What you need to know:
- According to World Health Organisation (WHO), anthrax is not contagious, meaning you cannot catch it from another person like the cold or flu.
The Ministry of Health has confirmed an outbreak of anthrax in Kabira Sub-county, Kyotera District, which residents have for the past month been referring to as a strange disease.
Dr Edward Muwanga, the Kyotera District Health Officer (DHO), said blood samples collected from three victims at Kyamayembe Village, Kabira Sub-county on November 23 and taken to Uganda Virus Research Institute (UVRI) in Entebbe tested positive for anthrax.
Anthrax is caused by a bacteria known as Bacillus anthracis. Humans generally acquire the disease directly or indirectly from infected animals or occupational exposure to affected or contaminated animal products.
“On Sunday, November 26, we confirmed the tests to be positive for anthrax and we currently urge all residents to avoid taking meat from dead animals and not well cooked,” he said in an interview yesterday.
Mr Richard Kalanzi, the chairperson of Kabira Sub-county, said three more people have so far succumbed to the deadly disease.
One of the victims was a resident of Bbanda Village, another one from Kyamayembe Village and the recent one only identified as Ssenyonjo, a resident of Kyakataggwa in the same sub-county.

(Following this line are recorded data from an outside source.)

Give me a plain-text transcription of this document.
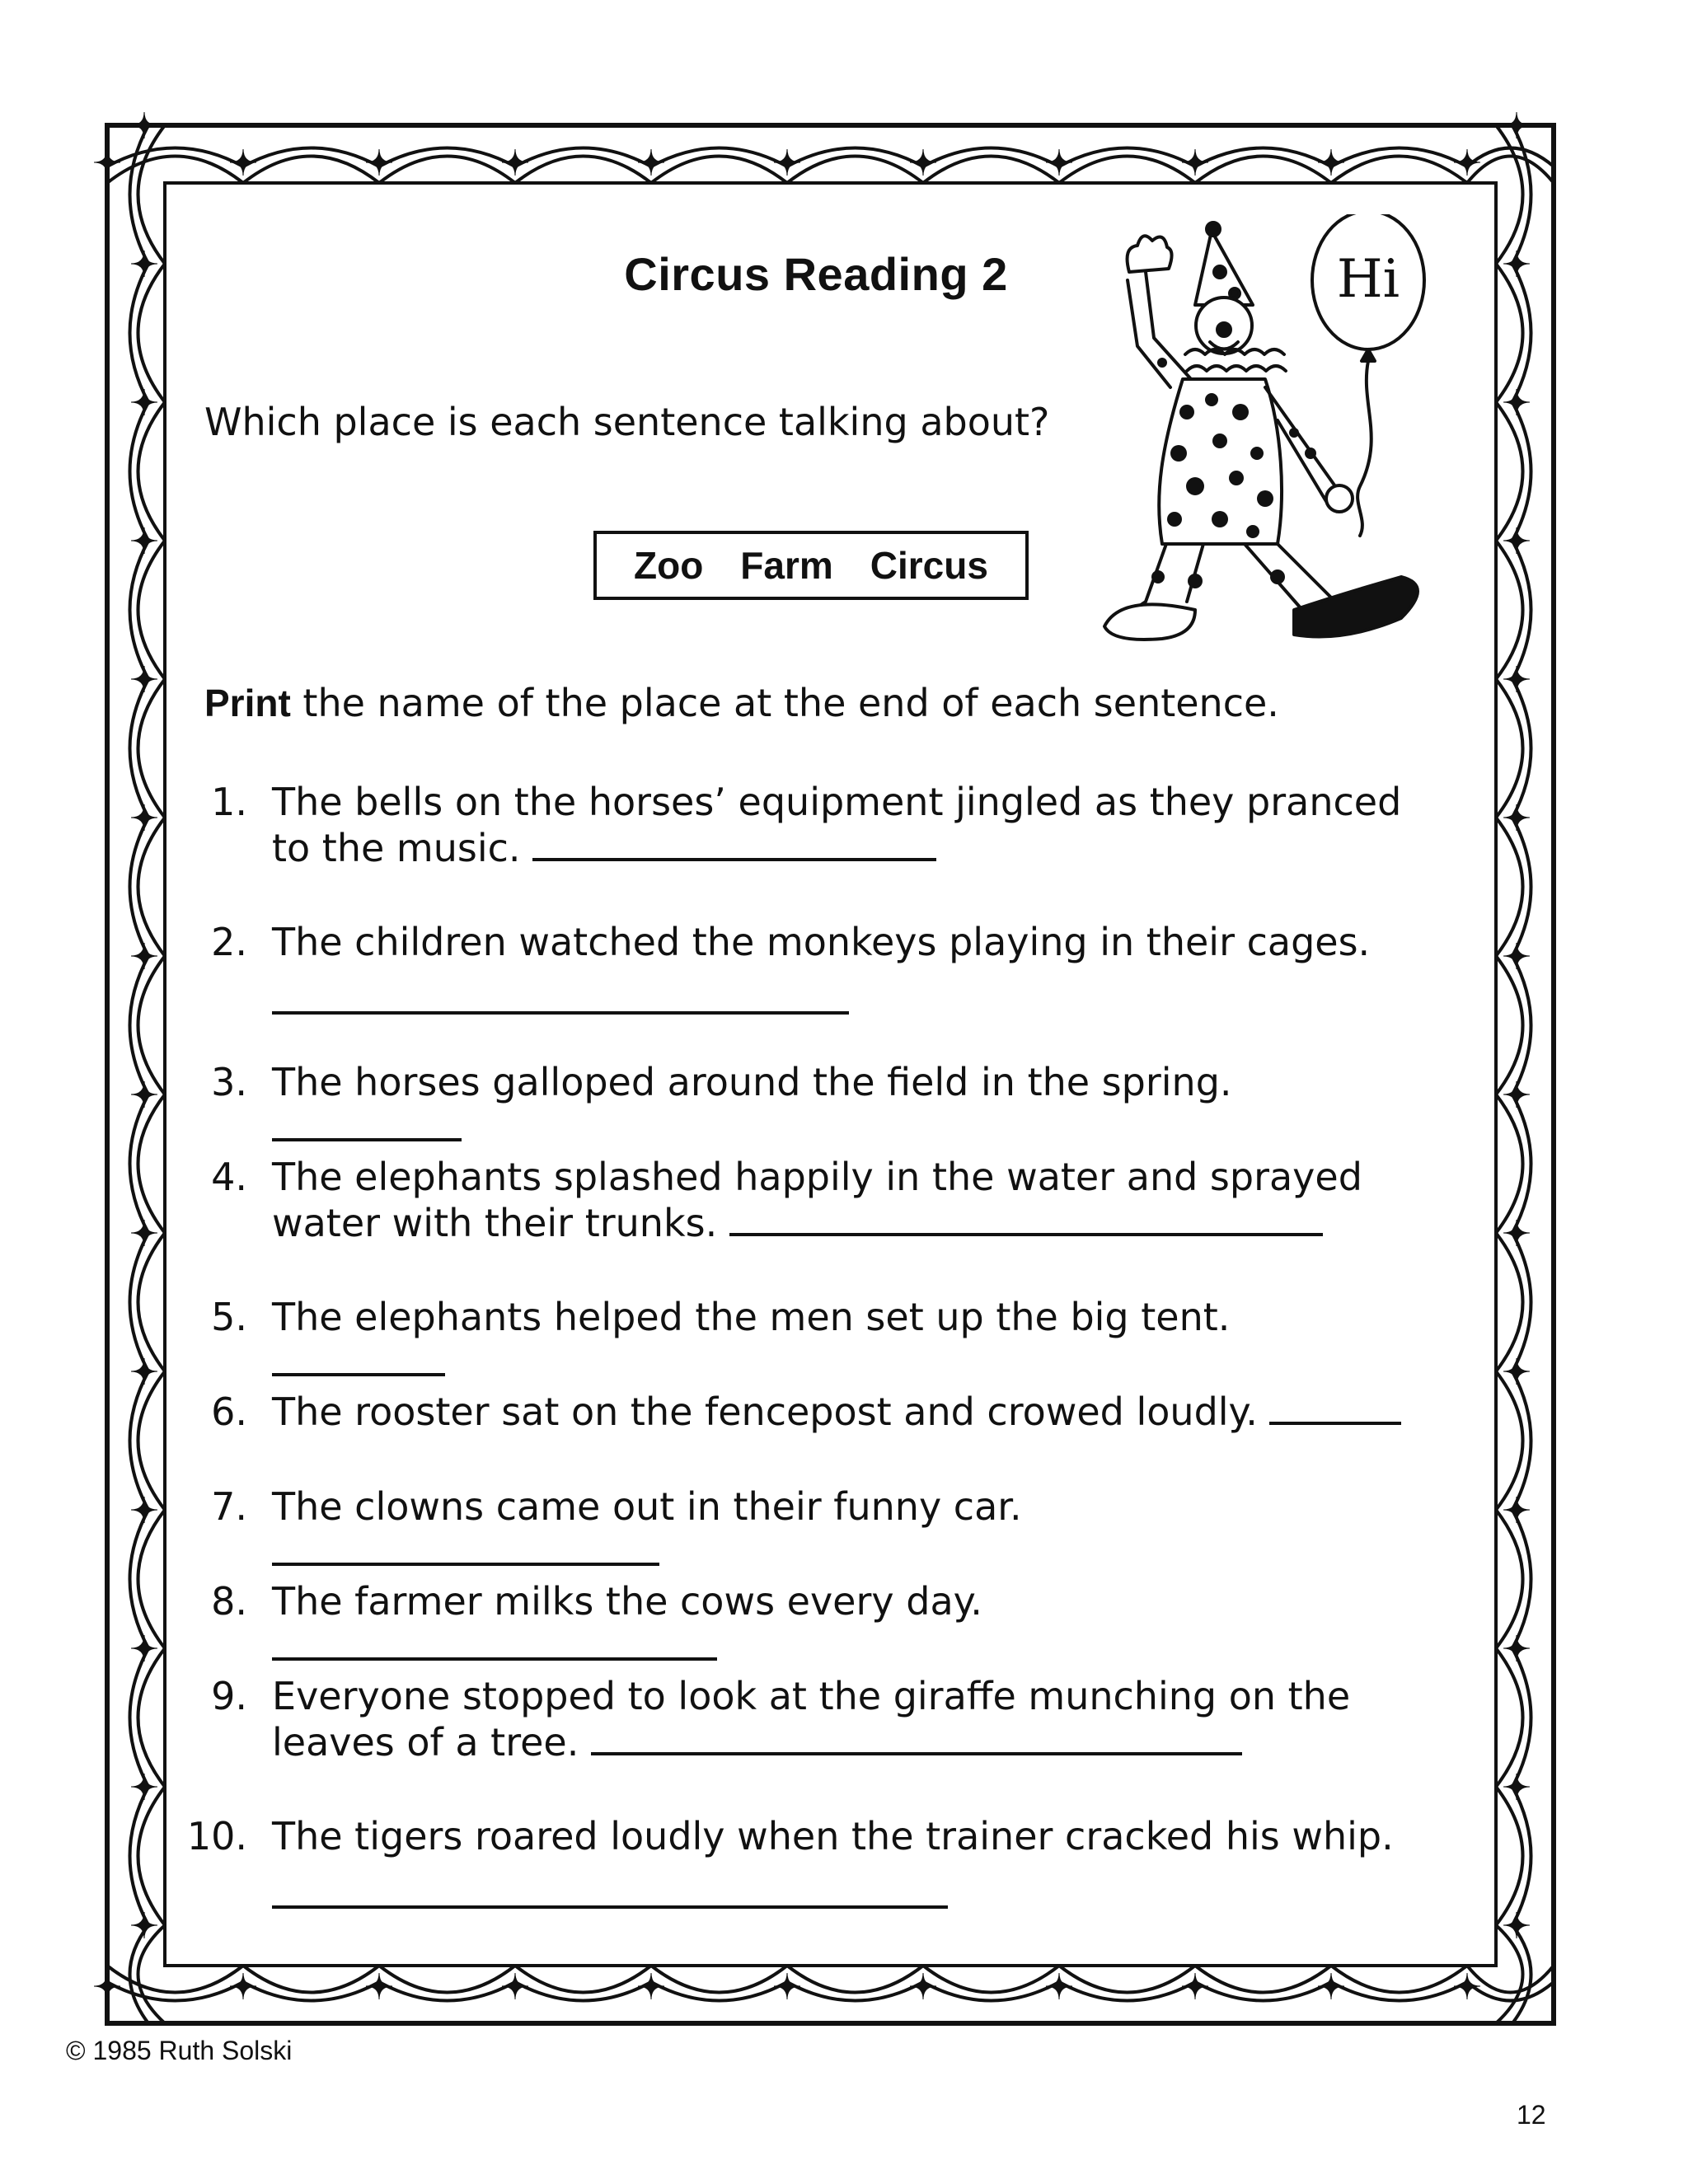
Circus Reading 2	Hi
Which place is each sentence talking about?
Zoo Farm Circus
Print the name of the place at the end of each sentence.
1. The bells on the horses’ equipment jingled as they pranced
to the music.
2. The children watched the monkeys playing in their cages.
3. The horses galloped around the field in the spring.
4. The elephants splashed happily in the water and sprayed
water with their trunks.
5. The elephants helped the men set up the big tent.
6. The rooster sat on the fencepost and crowed loudly.
7. The clowns came out in their funny car.
8. The farmer milks the cows every day.
9. Everyone stopped to look at the giraffe munching on the
leaves of a tree.
10. The tigers roared loudly when the trainer cracked his whip.
© 1985 Ruth Solski
12
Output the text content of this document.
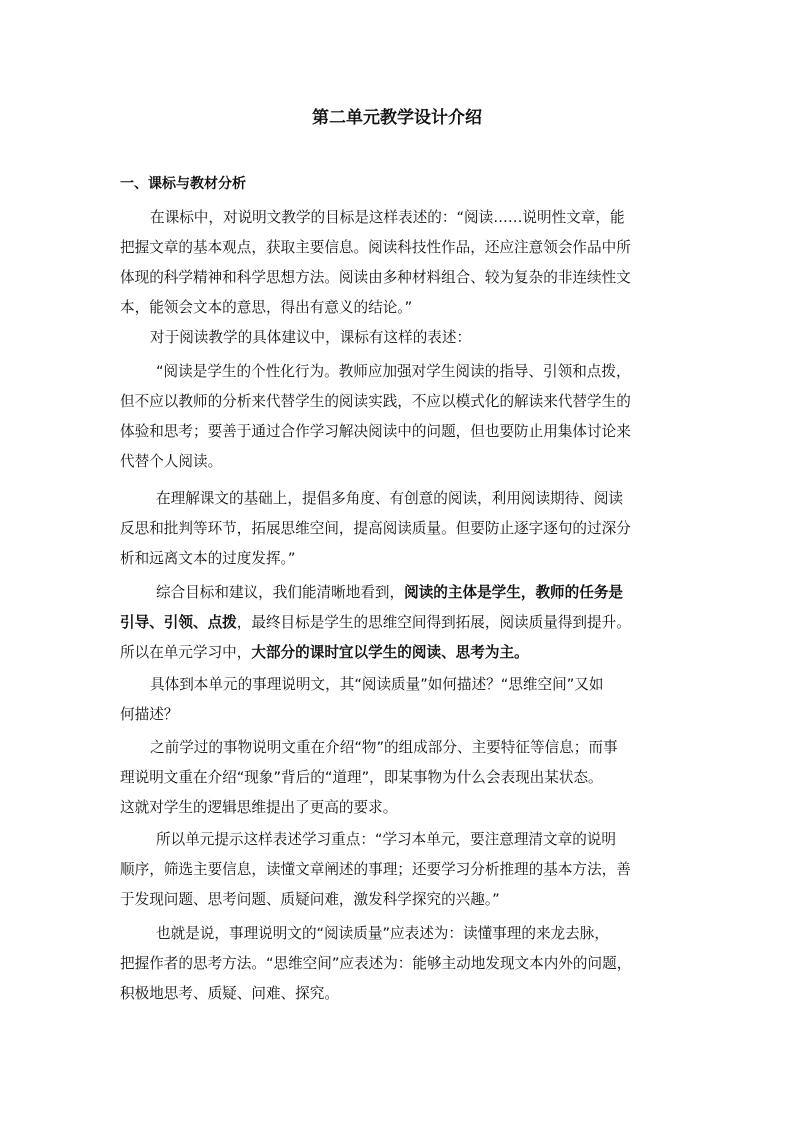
第二单元教学设计介绍
一、课标与教材分析

在课标中，对说明文教学的目标是这样表述的：“阅读……说明性文章，能
把握文章的基本观点，获取主要信息。阅读科技性作品，还应注意领会作品中所
体现的科学精神和科学思想方法。阅读由多种材料组合、较为复杂的非连续性文
本，能领会文本的意思，得出有意义的结论。”

对于阅读教学的具体建议中，课标有这样的表述：

“阅读是学生的个性化行为。教师应加强对学生阅读的指导、引领和点拨，
但不应以教师的分析来代替学生的阅读实践，不应以模式化的解读来代替学生的
体验和思考；要善于通过合作学习解决阅读中的问题，但也要防止用集体讨论来
代替个人阅读。

在理解课文的基础上，提倡多角度、有创意的阅读，利用阅读期待、阅读
反思和批判等环节，拓展思维空间，提高阅读质量。但要防止逐字逐句的过深分
析和远离文本的过度发挥。”

综合目标和建议，我们能清晰地看到，阅读的主体是学生，教师的任务是
引导、引领、点拨，最终目标是学生的思维空间得到拓展，阅读质量得到提升。
所以在单元学习中，大部分的课时宜以学生的阅读、思考为主。

具体到本单元的事理说明文，其“阅读质量”如何描述？“思维空间”又如
何描述？

之前学过的事物说明文重在介绍“物”的组成部分、主要特征等信息；而事
理说明文重在介绍“现象”背后的“道理”，即某事物为什么会表现出某状态。
这就对学生的逻辑思维提出了更高的要求。

所以单元提示这样表述学习重点：“学习本单元，要注意理清文章的说明
顺序，筛选主要信息，读懂文章阐述的事理；还要学习分析推理的基本方法，善
于发现问题、思考问题、质疑问难，激发科学探究的兴趣。”

也就是说，事理说明文的“阅读质量”应表述为：读懂事理的来龙去脉，
把握作者的思考方法。“思维空间”应表述为：能够主动地发现文本内外的问题，
积极地思考、质疑、问难、探究。
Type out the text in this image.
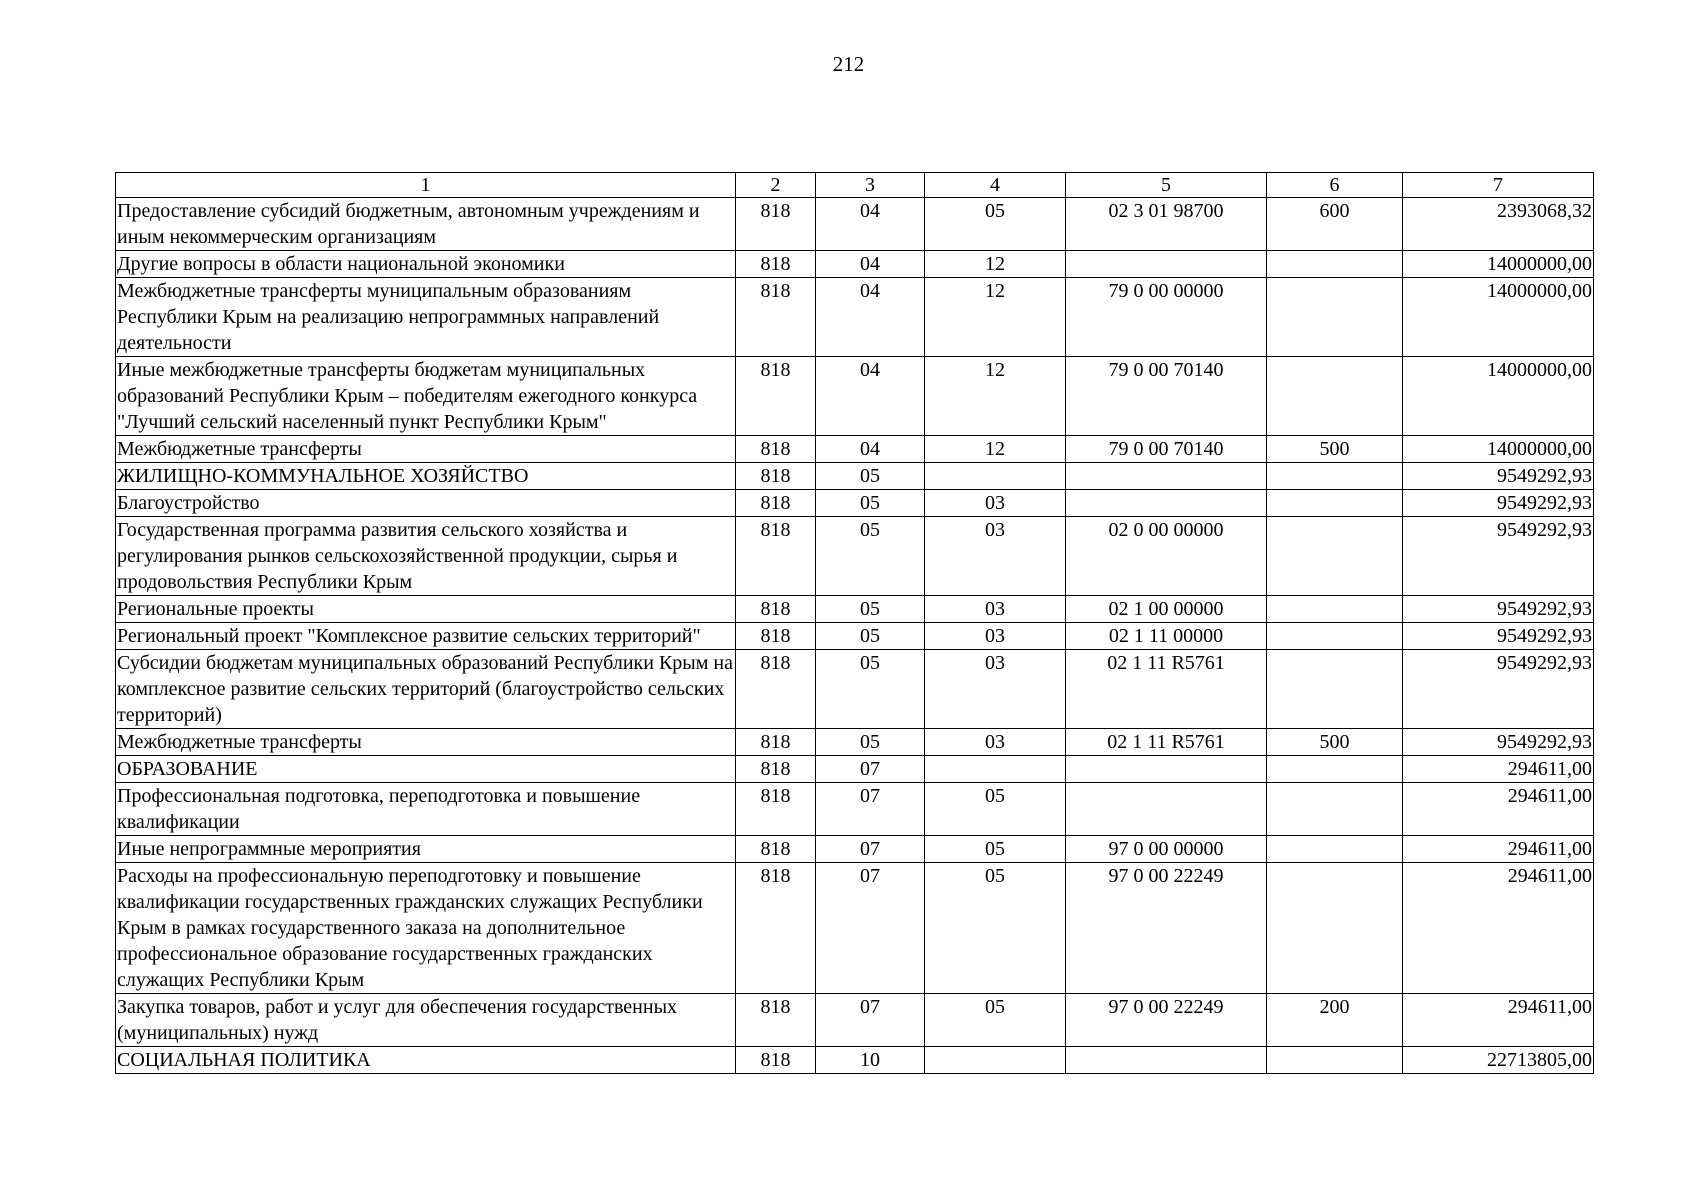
212
1	2	3	4	5	6	7
Предоставление субсидий бюджетным, автономным учреждениям и иным некоммерческим организациям	818	04	05	02 3 01 98700	600	2393068,32
Другие вопросы в области национальной экономики	818	04	12			14000000,00
Межбюджетные трансферты муниципальным образованиям Республики Крым на реализацию непрограммных направлений деятельности	818	04	12	79 0 00 00000		14000000,00
Иные межбюджетные трансферты бюджетам муниципальных образований Республики Крым – победителям ежегодного конкурса "Лучший сельский населенный пункт Республики Крым"	818	04	12	79 0 00 70140		14000000,00
Межбюджетные трансферты	818	04	12	79 0 00 70140	500	14000000,00
ЖИЛИЩНО-КОММУНАЛЬНОЕ ХОЗЯЙСТВО	818	05				9549292,93
Благоустройство	818	05	03			9549292,93
Государственная программа развития сельского хозяйства и регулирования рынков сельскохозяйственной продукции, сырья и продовольствия Республики Крым	818	05	03	02 0 00 00000		9549292,93
Региональные проекты	818	05	03	02 1 00 00000		9549292,93
Региональный проект "Комплексное развитие сельских территорий"	818	05	03	02 1 11 00000		9549292,93
Субсидии бюджетам муниципальных образований Республики Крым на комплексное развитие сельских территорий (благоустройство сельских территорий)	818	05	03	02 1 11 R5761		9549292,93
Межбюджетные трансферты	818	05	03	02 1 11 R5761	500	9549292,93
ОБРАЗОВАНИЕ	818	07				294611,00
Профессиональная подготовка, переподготовка и повышение квалификации	818	07	05			294611,00
Иные непрограммные мероприятия	818	07	05	97 0 00 00000		294611,00
Расходы на профессиональную переподготовку и повышение квалификации государственных гражданских служащих Республики Крым в рамках государственного заказа на дополнительное профессиональное образование государственных гражданских служащих Республики Крым	818	07	05	97 0 00 22249		294611,00
Закупка товаров, работ и услуг для обеспечения государственных (муниципальных) нужд	818	07	05	97 0 00 22249	200	294611,00
СОЦИАЛЬНАЯ ПОЛИТИКА	818	10				22713805,00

“It is absurd that the resident who died yesterday (Monday) had been taken to one of the shrines in Kyamulibwa in Kalungu District where most victims have been seeking medication. Ssenyonjo brings the number to residents who have succumbed to the disease to 17 and the patients are 28,’’ he said.
According to World Health Organisation (WHO), anthrax is not contagious, meaning you cannot catch it from another person like the cold or flu.
Yesterday, a team from WHO and district officials visited Kyamayembe Village where they cautioned residents against eating meat of dead animals.
Dr Chris Opsen, an anthropologist from WHO, issued several guidelines, which residents ought to follow to avoid contracting anthrax.
“This disease is not in any way linked to witchcraft as some of you allege, but instead, a bacterial infection that needs medical attention. Therefore, you are advised to report any cases detected in the community to the medics for quick attention,” he said.
Mr Emax Kintu, the Kyotera District health educator, said much as anthrax is curable, early diagnosis is key in ensuring better treatment outcomes.
“Let residents seek medical services at the onset of signs and symptoms and also adhere to the treatment. Prevention is feasible through avoiding contact with diseased and dead animals (both domestic and wild),” he said.
“Proper disposal by burying of carcasses, hides and skins is also vital,” Mr Kintu added. He tasked community members to disseminate correct information among themselves to contain the spread of the disease.
In July last year, the district was hit by what was believed to be a strange disease, killing 13 residents in Kijonjo Parish, Kasasa Sub-county.
The Ministry of Health later named the illness cellulitis, locally known as ettalo. Victims were presenting signs and symptoms such as vomiting, diarrhoea, headache and bleeding before death in a short period.
Many people in the central region believe that cellulitis, which is a common bacterial skin infection that causes redness, swelling and pain in the infected area of skin, can only be treated by traditional healers using herbs, but doctors insist cellulitis is treatable in hospitals. In September, one person died and more than 20 others were admitted to various health facilities after eating suspected contaminated meat.